NEWS

© Estate of James Bidgood; "Willow Tree (Bruce Kirkman)," mid-1960s/printed later; Digital C-print.
© Estate of James Bidgood; “Willow Tree (Bruce Kirkman),” mid-1960s/printed later; Digital C-print.

It is with immense sadness that ClampArt announces the recent death of artist James Bidgood at the age of 88. He passed away due to complications from Covid-19 on Monday, January 31, 2022. A revolutionary figure in the history of queer image-making, James will be remembered for his singular and uncompromising vision.

From a midtown tenement during the 1960s, James Bidgood completed the bulk of his creative output of photographs using vibrant colors and exaggerated props and costumes to celebrate homosexuality. His works were first published in alternative magazines, and he was also the anonymous filmmaker of “Pink Narcissus” (1971), which rocked the underground world of cinema with its dreamlike images. A Technicolor fantasia, it is the story of a beautiful, brooding hustler (the lovely Bobby Kendall), who creates a dream world inside his apartment where he acts out his fantasies, from harem boy to roman slave to matador. A major cult classic, “Pink Narcissus” remains influential today.

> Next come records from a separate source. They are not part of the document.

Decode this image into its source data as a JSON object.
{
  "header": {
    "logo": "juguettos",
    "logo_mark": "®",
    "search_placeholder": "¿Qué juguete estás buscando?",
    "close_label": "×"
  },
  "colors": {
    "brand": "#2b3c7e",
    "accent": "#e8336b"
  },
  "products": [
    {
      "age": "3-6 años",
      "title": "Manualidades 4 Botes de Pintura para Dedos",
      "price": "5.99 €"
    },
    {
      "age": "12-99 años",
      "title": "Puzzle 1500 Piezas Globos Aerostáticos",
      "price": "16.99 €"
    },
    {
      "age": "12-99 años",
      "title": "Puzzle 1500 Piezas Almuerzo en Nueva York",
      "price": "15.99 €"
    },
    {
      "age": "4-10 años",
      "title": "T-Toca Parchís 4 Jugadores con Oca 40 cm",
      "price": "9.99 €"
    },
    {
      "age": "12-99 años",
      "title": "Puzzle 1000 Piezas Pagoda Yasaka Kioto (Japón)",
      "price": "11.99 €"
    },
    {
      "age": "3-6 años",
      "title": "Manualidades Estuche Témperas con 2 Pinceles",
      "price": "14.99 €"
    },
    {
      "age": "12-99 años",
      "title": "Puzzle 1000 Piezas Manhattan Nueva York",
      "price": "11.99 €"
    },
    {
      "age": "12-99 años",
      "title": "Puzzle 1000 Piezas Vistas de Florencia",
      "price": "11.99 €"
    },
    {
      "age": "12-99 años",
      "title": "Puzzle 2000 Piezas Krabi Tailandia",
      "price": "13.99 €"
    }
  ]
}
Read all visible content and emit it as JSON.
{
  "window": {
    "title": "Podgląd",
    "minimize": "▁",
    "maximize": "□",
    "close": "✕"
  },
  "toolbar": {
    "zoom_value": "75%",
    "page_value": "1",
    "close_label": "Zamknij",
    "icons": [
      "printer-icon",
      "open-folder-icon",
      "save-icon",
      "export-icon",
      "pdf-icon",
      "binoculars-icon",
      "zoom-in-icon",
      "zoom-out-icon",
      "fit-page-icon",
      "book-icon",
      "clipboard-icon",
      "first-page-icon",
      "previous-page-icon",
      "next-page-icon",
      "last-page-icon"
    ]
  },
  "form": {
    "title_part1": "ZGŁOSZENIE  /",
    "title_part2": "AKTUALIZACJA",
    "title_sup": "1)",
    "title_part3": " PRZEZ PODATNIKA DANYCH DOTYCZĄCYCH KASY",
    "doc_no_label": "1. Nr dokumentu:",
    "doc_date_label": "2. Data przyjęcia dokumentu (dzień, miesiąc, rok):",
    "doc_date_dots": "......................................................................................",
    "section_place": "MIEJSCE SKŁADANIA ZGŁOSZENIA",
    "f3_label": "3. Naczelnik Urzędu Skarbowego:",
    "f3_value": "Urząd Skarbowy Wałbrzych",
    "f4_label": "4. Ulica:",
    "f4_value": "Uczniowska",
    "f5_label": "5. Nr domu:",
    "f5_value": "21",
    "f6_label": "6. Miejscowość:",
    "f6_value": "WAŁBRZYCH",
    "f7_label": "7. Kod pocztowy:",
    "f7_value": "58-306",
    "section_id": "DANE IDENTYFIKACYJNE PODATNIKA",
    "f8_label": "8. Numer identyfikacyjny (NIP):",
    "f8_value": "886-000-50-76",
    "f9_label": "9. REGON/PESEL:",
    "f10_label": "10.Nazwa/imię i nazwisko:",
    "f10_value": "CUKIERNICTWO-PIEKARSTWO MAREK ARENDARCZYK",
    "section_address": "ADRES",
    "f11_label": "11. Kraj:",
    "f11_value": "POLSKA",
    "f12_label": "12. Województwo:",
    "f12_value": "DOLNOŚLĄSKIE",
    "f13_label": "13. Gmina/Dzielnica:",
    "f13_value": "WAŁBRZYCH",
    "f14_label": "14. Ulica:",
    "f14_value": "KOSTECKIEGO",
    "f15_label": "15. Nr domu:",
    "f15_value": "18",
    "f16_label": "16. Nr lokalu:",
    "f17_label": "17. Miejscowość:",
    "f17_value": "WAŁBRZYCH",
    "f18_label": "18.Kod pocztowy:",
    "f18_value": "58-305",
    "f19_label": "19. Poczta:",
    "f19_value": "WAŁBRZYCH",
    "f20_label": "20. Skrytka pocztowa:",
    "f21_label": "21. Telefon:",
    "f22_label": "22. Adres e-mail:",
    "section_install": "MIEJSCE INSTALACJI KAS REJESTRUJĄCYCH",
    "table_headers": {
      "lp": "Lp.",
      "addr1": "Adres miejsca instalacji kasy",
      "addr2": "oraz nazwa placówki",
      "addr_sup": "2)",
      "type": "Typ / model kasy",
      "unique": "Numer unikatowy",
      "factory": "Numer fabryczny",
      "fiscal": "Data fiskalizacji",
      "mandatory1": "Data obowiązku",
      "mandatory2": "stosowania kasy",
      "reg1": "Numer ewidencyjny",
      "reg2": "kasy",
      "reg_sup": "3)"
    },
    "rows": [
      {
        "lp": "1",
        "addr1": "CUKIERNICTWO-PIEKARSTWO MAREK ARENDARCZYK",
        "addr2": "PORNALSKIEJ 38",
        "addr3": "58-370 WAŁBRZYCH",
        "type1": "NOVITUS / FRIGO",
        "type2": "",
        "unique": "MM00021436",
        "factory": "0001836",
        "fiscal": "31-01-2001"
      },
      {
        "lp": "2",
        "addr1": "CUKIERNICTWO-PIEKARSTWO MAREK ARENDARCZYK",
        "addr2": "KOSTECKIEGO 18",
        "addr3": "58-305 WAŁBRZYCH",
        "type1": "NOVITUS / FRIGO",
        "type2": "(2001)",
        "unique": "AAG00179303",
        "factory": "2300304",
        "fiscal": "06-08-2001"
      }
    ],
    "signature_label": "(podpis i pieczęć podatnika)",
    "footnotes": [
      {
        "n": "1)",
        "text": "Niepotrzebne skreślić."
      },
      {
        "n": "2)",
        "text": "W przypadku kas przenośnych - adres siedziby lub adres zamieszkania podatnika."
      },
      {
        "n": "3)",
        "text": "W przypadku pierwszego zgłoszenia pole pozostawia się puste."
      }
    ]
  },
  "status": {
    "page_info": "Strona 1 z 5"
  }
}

ClampArt has had the pleasure of representing James Bidgood for for 16 years since 2006. Not only have we lost an amazing talent, we have also lost a close friend with a particularly wonderful and wicked sense of humor.

A GoFundMe campaign has been established to raise funds for the proper burial the artist requested.

Bidgood’s work is central to the gallery’s current exhibition “CAMP@CLAMP,” and a memorial wall devoted to his works is now included. The show runs through 02.26.2022.

In an interview with Gayletter in 2015, James Bidgood said: “Forgive me, but I am a talent, and I have an awesome imagination and a thousand ideas everyday. I have a box full of drawings that are never going to be anything more than ideas. I used to burn myself with matches whenever I had an idea, to try and stop myself from having another idea, because it was so painful—more painful than the match—to know I could never fully realize any of these things (even though I knew they were wonderful).”